Trump: Toyota Faces Big Tax if it Builds Corolla Cars for U.S. in Mexico
U.S. President-elect Donald Trump targeted Toyota Motor Corp on Thursday, threatening to impose a hefty fee on the world's largest automaker if it builds its Corolla cars for the U.S. market at a plant in Mexico.
"Toyota Motor said will build a new plant in Baja, Mexico, to build Corolla cars for U.S. NO WAY! Build plant in U.S. or pay big border tax," Trump said in a post on Twitter.
It was Trump's latest broadside against automakers building cars in Mexico and first against a foreign automaker. The president-elect's attacks on investments by companies in Mexico have cast a shadow over cross-border production networks central to more than $583 billion a year in trade between the two countries.
The value of the Mexican peso has skidded amid fears that Trump's policies would harm Latin America's second-biggest economy -- and declined Thursday after Trump's tweet.
Toyota, which announced plans to build a new Mexican facility in Guanajuato in April 2015, said it would not take away from U.S. employment.
"Toyota looks forward to collaborating with the Trump administration to serve in the best interests of consumers and the automotive industry," Toyota spokesman Scott Vazin said.
Trump's tweet confuses Toyota's existing Baja plant with the planned $1 billion plant in Guanajuato, where construction got under way in November. A Trump spokeswoman did not return a request seeking additional comment.
Baja produces around 100,000 pickup trucks and truck beds annually. The Guanajuato plant will build Corollas and have an annual capacity of 200,000 when it comes online in 2019, shifting production of the small car from Canada.
The Japanese automaker's American Depositary Receipts fell after Trump's tweet and closed down 0.6 percent at $120.44 on the New York Stock Exchange.
Toyota President Akio Toyoda said in Japan on Thursday that the automaker has no immediate plans to curb production in Mexico, preferring to wait until after Trump's Jan. 20 inauguration before deciding whether to make any changes.
"We will consider our option as we see what policies the incoming president adopts," Toyoda said at an industry gathering in Tokyo on Thursday before Trump's tweet, when asked whether his company was considering any changes to a production plant the automaker was building in Mexico.
Automakers in the United States have been slammed by Trump for building cars in lower-cost factories south of the border, which he said costs American jobs. Pressure to curb that production intensified this week after Ford Motor Co scrapped plans to build a $1.6 billion assembly plant in Mexico after Trump harshly criticized the investment.
Ford, however, still plans to shift production of small cars to Mexico from Michigan, even as it uses $700 million from the planned Mexico investment to expand its operations in Flat Rock, Michigan, and add 700 jobs.
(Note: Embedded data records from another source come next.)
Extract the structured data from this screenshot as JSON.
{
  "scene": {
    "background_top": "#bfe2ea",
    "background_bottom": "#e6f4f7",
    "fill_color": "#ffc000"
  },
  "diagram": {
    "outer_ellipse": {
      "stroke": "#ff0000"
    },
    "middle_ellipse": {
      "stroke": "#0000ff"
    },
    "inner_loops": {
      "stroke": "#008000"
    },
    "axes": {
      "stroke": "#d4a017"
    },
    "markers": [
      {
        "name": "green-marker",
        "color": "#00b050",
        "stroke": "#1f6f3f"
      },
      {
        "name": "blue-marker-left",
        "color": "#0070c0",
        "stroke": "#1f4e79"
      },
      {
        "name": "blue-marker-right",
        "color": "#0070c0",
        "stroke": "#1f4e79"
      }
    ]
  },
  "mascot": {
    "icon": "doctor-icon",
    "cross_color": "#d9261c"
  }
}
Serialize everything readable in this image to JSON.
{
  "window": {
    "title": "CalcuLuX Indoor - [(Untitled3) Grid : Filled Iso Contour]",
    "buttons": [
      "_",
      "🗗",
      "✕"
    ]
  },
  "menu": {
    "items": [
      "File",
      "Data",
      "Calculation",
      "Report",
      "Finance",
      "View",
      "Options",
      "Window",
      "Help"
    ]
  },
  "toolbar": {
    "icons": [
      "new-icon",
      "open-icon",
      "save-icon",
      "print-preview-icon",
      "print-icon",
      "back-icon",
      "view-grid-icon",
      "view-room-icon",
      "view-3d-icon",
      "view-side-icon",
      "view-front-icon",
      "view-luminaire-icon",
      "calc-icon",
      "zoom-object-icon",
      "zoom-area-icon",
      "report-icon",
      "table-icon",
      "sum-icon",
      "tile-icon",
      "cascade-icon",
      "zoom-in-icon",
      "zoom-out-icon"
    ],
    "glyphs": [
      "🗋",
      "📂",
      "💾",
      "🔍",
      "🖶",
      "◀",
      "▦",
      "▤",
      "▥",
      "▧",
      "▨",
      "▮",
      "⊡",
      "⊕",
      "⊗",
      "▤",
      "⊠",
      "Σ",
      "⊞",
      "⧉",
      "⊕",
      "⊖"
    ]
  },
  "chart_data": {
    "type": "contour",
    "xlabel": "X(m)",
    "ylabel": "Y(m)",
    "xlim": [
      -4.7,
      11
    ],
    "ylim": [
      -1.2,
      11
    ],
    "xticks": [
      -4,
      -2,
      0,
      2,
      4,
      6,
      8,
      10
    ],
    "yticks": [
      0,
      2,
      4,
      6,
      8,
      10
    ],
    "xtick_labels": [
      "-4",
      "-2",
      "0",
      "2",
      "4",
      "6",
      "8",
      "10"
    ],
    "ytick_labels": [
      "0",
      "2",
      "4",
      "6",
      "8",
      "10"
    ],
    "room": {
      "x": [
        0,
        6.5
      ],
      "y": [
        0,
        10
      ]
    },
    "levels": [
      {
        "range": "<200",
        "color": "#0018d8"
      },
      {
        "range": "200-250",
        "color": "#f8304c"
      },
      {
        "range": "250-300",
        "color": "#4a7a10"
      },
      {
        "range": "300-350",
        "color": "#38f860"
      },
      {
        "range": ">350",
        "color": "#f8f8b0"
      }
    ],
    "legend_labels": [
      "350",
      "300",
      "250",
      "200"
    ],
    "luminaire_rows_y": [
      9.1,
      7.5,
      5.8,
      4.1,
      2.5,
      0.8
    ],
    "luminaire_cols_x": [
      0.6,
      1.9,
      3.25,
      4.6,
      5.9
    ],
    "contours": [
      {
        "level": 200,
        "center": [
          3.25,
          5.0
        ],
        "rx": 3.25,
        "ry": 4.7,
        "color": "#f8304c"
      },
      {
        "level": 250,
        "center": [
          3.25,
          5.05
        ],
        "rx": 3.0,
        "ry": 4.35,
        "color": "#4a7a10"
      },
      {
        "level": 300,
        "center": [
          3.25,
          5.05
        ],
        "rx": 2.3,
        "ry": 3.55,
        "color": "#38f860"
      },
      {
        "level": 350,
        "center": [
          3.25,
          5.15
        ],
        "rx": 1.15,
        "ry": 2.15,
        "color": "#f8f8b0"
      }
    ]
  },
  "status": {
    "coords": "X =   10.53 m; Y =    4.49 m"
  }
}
During the campaign, Trump criticized barriers to U.S. auto exports to Japan and said the U.S. government did not do enough to open the market to more American-made vehicles.
"Until you open your markets, you're not selling any more cars over here," Trump said of Japan in an August 2015 interview with the Detroit News. "That's going to force people to build in the United States."
Toyota has extensive U.S. investments, operates 10 U.S. plants in eight states and builds more than 1.3 million vehicles in the United States annually.
Between 1994 and 2013, U.S. auto factory jobs dropped by a third while jobs in Mexico rose almost five-fold over the same period as lower-wage production boomed.
Mexico now accounts for 20 percent of all vehicle production in North America and has attracted more than $24 billion in auto investment since 2010, according to the Ann Arbor, Michigan-based, Center for Automotive Research.
Based on current investment plans, Mexico's auto production capacity will grow by another 50 percent over the next five years, according to the center, which draws funding from the auto industry.
It said Toyota imported fewer vehicles from Mexico than any other major automaker building cars there last year. Detroit's Big Three automakers collectively exported more than 1.1 million vehicles to the United States from Mexico in 2016, while Toyota sent about 47,000 Mexican-made vehicles to the United States.
Trump has also said General Motors Co could become subject to tariffs on Mexico-made cars for the U.S. market, and that he would like to renegotiate terms of the North American Free Trade Agreement signed with Canada and Mexico, or scrap it altogether.
Trump criticized GM for importing Mexican-made versions of the Chevrolet Cruze, even as the automaker is laying off 1,200 workers in Ohio this month who assemble the car.